Professor Meirion Francis Lewis gave evidence at my trial about Exhibit pages 51-59, a restricted document dated January 1982, with the identification number 79481/PBH/BB/SO8. Professor Lewis told the Court that this restricted document was used on ALARM missiles in service during the 1991 Gulf War.
I now know that Professor Lewis’s evidence was incorrect, because the restricted document became obsolete on 27 March 1984, long before the Gulf War. The document used on ALARM was an unclassified MSDS specification with the reference 1011-00435. This information was not put before my jury, and it would certainly have had a profound effect if my jury had heard that the document used on ALARM was unclassified, and therefore officially judged to be not sensitive.
The Police never interviewed any of the 16 people on the circulation list of the restricted document. The only conclusion that can be drawn from such unbelievable “incompetence” is that the Police were deliberately avoiding the possibility that those potential witnesses might give testimony damaging to the Prosecution case: that the restricted document was obsolete, and that the actual document used on the ALARM project was unclassified. This Police ploy ensured that it was impossible for me to obtain a fair trial, due to that missing evidence.
Until Professor Lewis appeared in the witness box, the Defence was given no warning that the restricted document might be related to ALARM, or that this document would take on a heightened significance at trial as being the only Official Secrets Act document found in my possession. As a result the Defence legal team did not seek an expert able to testify about ALARM, and I was denied the opportunity to prepare a proper defence against Professor Lewis’s surprise undisclosed evidence.

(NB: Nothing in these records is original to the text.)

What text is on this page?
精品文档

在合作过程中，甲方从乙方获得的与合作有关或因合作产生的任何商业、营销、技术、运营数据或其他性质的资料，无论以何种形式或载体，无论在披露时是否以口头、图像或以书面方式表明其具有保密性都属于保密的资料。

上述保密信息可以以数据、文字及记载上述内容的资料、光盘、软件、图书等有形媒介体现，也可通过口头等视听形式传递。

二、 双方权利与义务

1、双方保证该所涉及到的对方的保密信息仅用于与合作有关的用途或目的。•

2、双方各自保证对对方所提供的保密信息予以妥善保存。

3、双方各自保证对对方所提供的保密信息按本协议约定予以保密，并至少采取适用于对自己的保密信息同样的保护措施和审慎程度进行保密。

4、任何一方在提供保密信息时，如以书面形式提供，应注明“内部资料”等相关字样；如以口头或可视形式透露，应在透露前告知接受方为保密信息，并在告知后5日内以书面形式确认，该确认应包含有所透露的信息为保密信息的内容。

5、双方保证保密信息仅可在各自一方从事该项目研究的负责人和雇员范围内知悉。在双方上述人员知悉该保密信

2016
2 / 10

It now appears doubtful whether any of Professor Lewis’s “expert” opinions were correct about the restricted document, because he presented it as a document still in use in the 1990s, when it was in fact made obsolete in 1984.
The new evidence demonstrates that Dr Meirion Francis Lewis - as he then was - could not have been a credible expert witness, because he gave false and totally misleading evidence to the Court. Following on from my trial I note that Dr. Lewis became a Professor and was also awarded the CBE. One can only hope that these were not his rewards for giving perjured evidence at my trial.